Madison — On Wednesday, the Wisconsin Supreme Court refused to clarify legislative district boundary lines for a recall election by supporters of former President Donald Trump targeting the Republican Assembly speaker.
The recall effort Speaker Robin Vos appears to lack necessary signatures to call an election. However, the Wisconsin Elections Commission had urged the Supreme Court to clarify what maps should be used for recall or special elections before November, when fresh maps take effect.
The court unanimously underlined that in December it had declared the legislative maps unlawful and forbade their use. Democratic Gov. Tony Evers signed maps he submitted for the Republican-controlled Legislature in February.

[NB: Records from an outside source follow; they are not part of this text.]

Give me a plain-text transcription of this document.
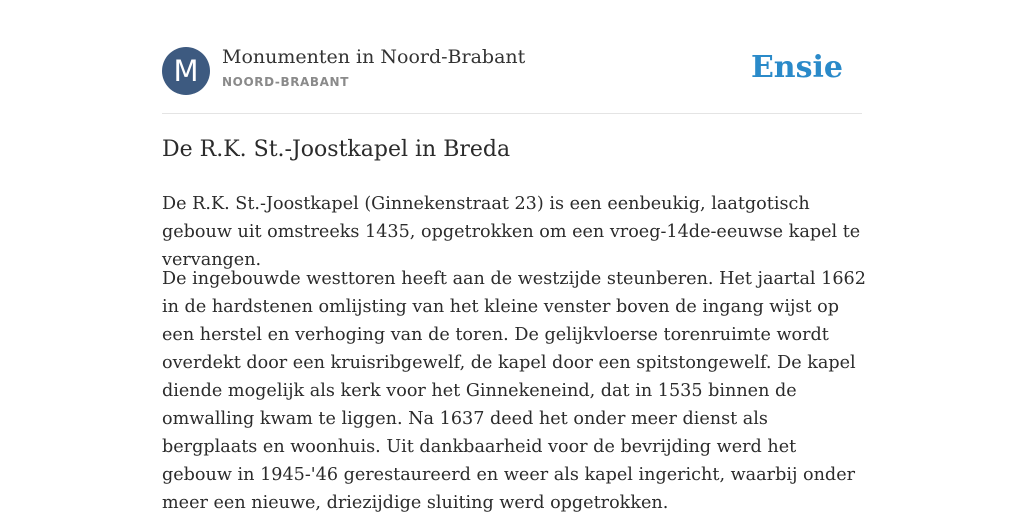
M	Monumenten in Noord-Brabant
NOORD-BRABANT	Ensie
De R.K. St.-Joostkapel in Breda

De R.K. St.-Joostkapel (Ginnekenstraat 23) is een eenbeukig, laatgotisch gebouw uit omstreeks 1435, opgetrokken om een vroeg-14de-eeuwse kapel te vervangen.

De ingebouwde westtoren heeft aan de westzijde steunberen. Het jaartal 1662 in de hardstenen omlijsting van het kleine venster boven de ingang wijst op een herstel en verhoging van de toren. De gelijkvloerse torenruimte wordt overdekt door een kruisribgewelf, de kapel door een spitstongewelf. De kapel diende mogelijk als kerk voor het Ginnekeneind, dat in 1535 binnen de omwalling kwam te liggen. Na 1637 deed het onder meer dienst als bergplaats en woonhuis. Uit dankbaarheid voor de bevrijding werd het gebouw in 1945-'46 gerestaureerd en weer als kapel ingericht, waarbij onder meer een nieuwe, driezijdige sluiting werd opgetrokken.
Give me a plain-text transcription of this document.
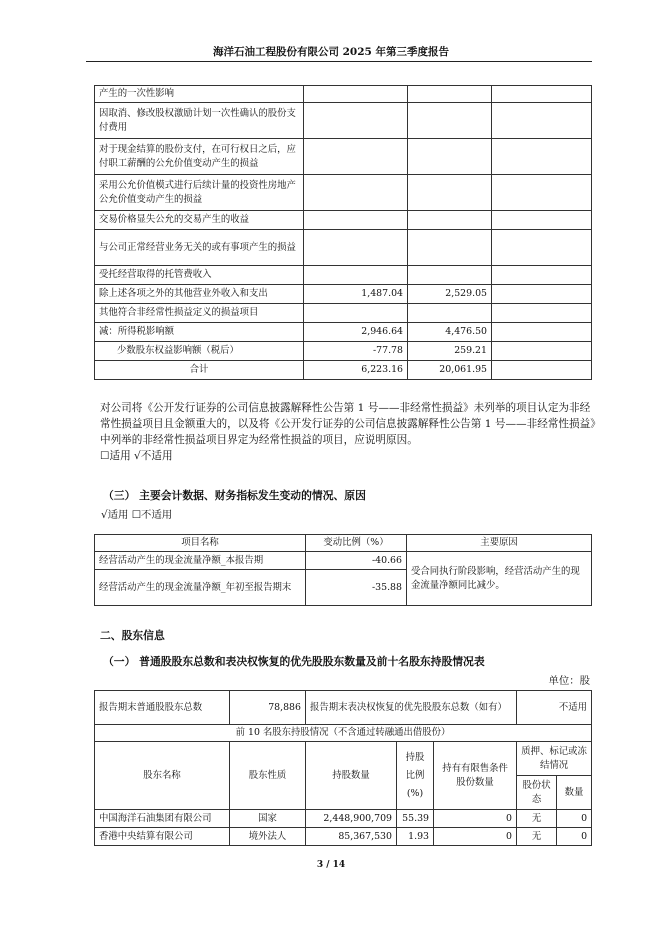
海洋石油工程股份有限公司 2025 年第三季度报告
产生的一次性影响			
因取消、修改股权激励计划一次性确认的股份支付费用			
对于现金结算的股份支付，在可行权日之后，应付职工薪酬的公允价值变动产生的损益			
采用公允价值模式进行后续计量的投资性房地产公允价值变动产生的损益			
交易价格显失公允的交易产生的收益			
与公司正常经营业务无关的或有事项产生的损益			
受托经营取得的托管费收入			
除上述各项之外的其他营业外收入和支出	1,487.04	2,529.05	
其他符合非经常性损益定义的损益项目			
减：所得税影响额	2,946.64	4,476.50	
少数股东权益影响额（税后）	-77.78	259.21	
合计	6,223.16	20,061.95	
对公司将《公开发行证券的公司信息披露解释性公告第 1 号——非经常性损益》未列举的项目认定为非经常性损益项目且金额重大的，以及将《公开发行证券的公司信息披露解释性公告第 1 号——非经常性损益》中列举的非经常性损益项目界定为经常性损益的项目，应说明原因。
☐适用 √不适用
（三） 主要会计数据、财务指标发生变动的情况、原因
√适用 ☐不适用
项目名称	变动比例（%）	主要原因
经营活动产生的现金流量净额_本报告期	-40.66	受合同执行阶段影响，经营活动产生的现金流量净额同比减少。
经营活动产生的现金流量净额_年初至报告期末	-35.88	
二、股东信息
（一） 普通股股东总数和表决权恢复的优先股股东数量及前十名股东持股情况表
单位：股
报告期末普通股股东总数	78,886	报告期末表决权恢复的优先股股东总数（如有）			不适用	
前 10 名股东持股情况（不含通过转融通出借股份）						
股东名称	股东性质	持股数量	持股比例(%)	持有有限售条件股份数量	质押、标记或冻结情况	
					股份状态	数量
中国海洋石油集团有限公司	国家	2,448,900,709	55.39	0	无	0
香港中央结算有限公司	境外法人	85,367,530	1.93	0	无	0
3 / 14
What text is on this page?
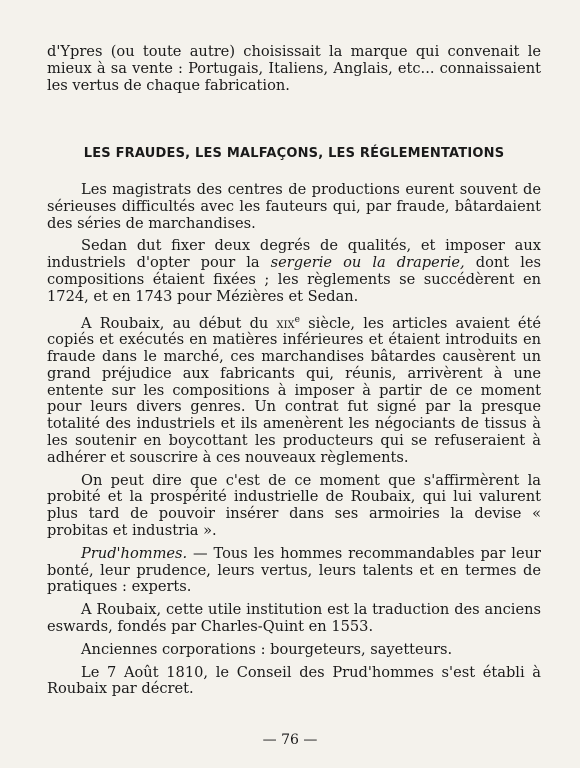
d'Ypres (ou toute autre) choisissait la marque qui convenait le mieux à sa vente : Portugais, Italiens, Anglais, etc... connaissaient les vertus de chaque fabrication.

LES FRAUDES, LES MALFAÇONS, LES RÉGLEMENTATIONS

Les magistrats des centres de productions eurent souvent de sérieuses difficultés avec les fauteurs qui, par fraude, bâtardaient des séries de marchandises.

Sedan dut fixer deux degrés de qualités, et imposer aux industriels d'opter pour la sergerie ou la draperie, dont les compositions étaient fixées ; les règlements se succédèrent en 1724, et en 1743 pour Mézières et Sedan.

A Roubaix, au début du xix$^e$ siècle, les articles avaient été copiés et exécutés en matières inférieures et étaient introduits en fraude dans le marché, ces marchandises bâtardes causèrent un grand préjudice aux fabricants qui, réunis, arrivèrent à une entente sur les compositions à imposer à partir de ce moment pour leurs divers genres. Un contrat fut signé par la presque totalité des industriels et ils amenèrent les négociants de tissus à les soutenir en boycottant les producteurs qui se refuseraient à adhérer et souscrire à ces nouveaux règlements.

On peut dire que c'est de ce moment que s'affirmèrent la probité et la prospérité industrielle de Roubaix, qui lui valurent plus tard de pouvoir insérer dans ses armoiries la devise « probitas et industria ».

Prud'hommes. — Tous les hommes recommandables par leur bonté, leur prudence, leurs vertus, leurs talents et en termes de pratiques : experts.

A Roubaix, cette utile institution est la traduction des anciens eswards, fondés par Charles-Quint en 1553.

Anciennes corporations : bourgeteurs, sayetteurs.

Le 7 Août 1810, le Conseil des Prud'hommes s'est établi à Roubaix par décret.

— 76 —
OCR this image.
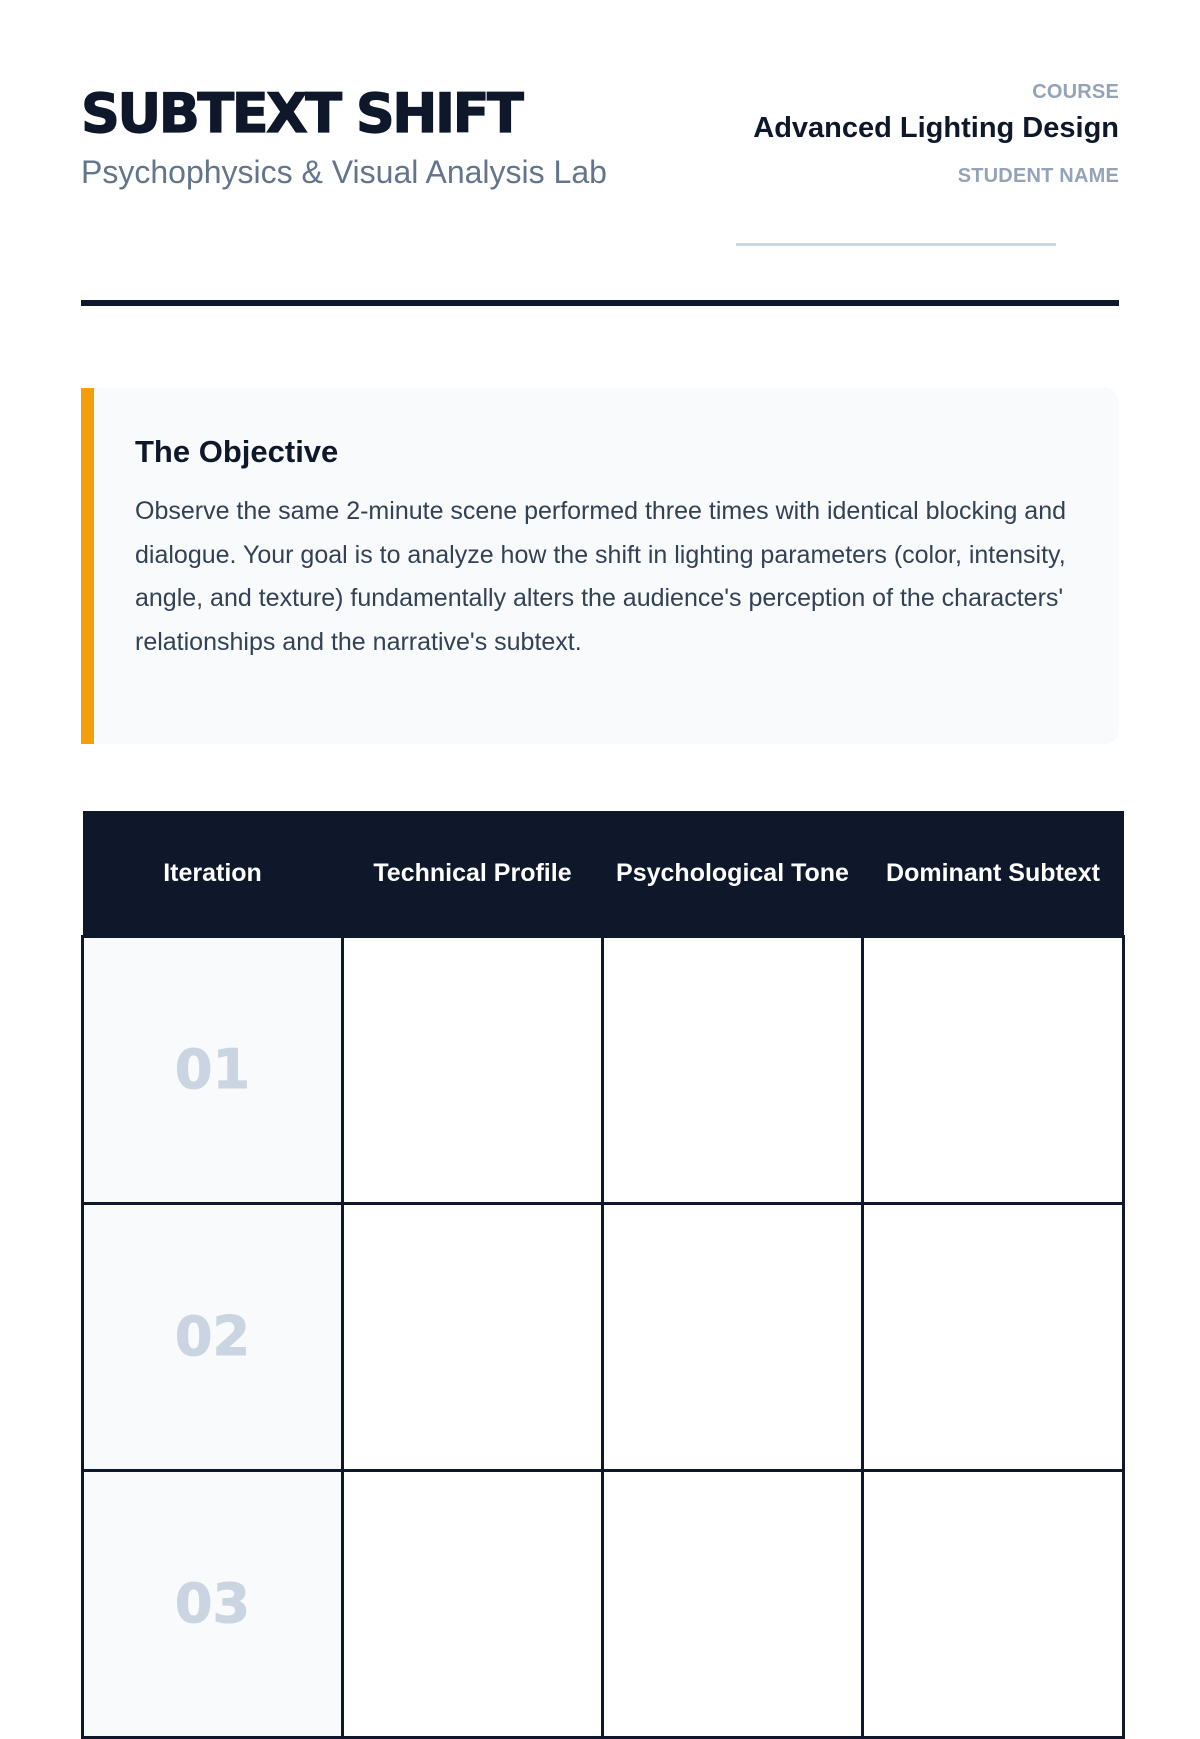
SUBTEXT SHIFT
Psychophysics & Visual Analysis Lab
COURSE
Advanced Lighting Design
STUDENT NAME
The Objective
Observe the same 2-minute scene performed three times with identical blocking and dialogue. Your goal is to analyze how the shift in lighting parameters (color, intensity, angle, and texture) fundamentally alters the audience's perception of the characters' relationships and the narrative's subtext.
Iteration	Technical Profile	Psychological Tone	Dominant Subtext
01			
02			
03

These maps take effect in November. The court's judgment left open the topic of pre-November election maps. “We decline to further clarify or amend the opinion and order,” the court stated of its December verdict. The Wisconsin Elections Commission, not the Supreme Court, administers elections, the court said.
The commission must decide by April 11 if the recall petition has enough signatures to hold an election. You can challenge its decision in court. Riley Vetterkind, commission spokesperson, did not address the court ruling. After a brief investigation, the panel found insufficient signatures from Vos' district residents. In November, new legislative maps change Vos' district lines.
Vos faces recall because he refuses to impeach the state's chief elections officer or decertify President Joe Biden's 2020 Wisconsin victory. Trump accused Vos of covering up election corruption, and his followers failed a primary challenge in 2022 and are now trying to force a recall election.
Vos, who disputed hundreds of signatures and said the attempt failed regardless of district lines, called his opponents “whack jobs and morons.” Last Monday, recall organizers began a second recall effort after realizing they might not get enough signatures.
Vos is the GOP-led Legislature's strongest Republican. He became Assembly speaker in 2004 and has held the post since 2013.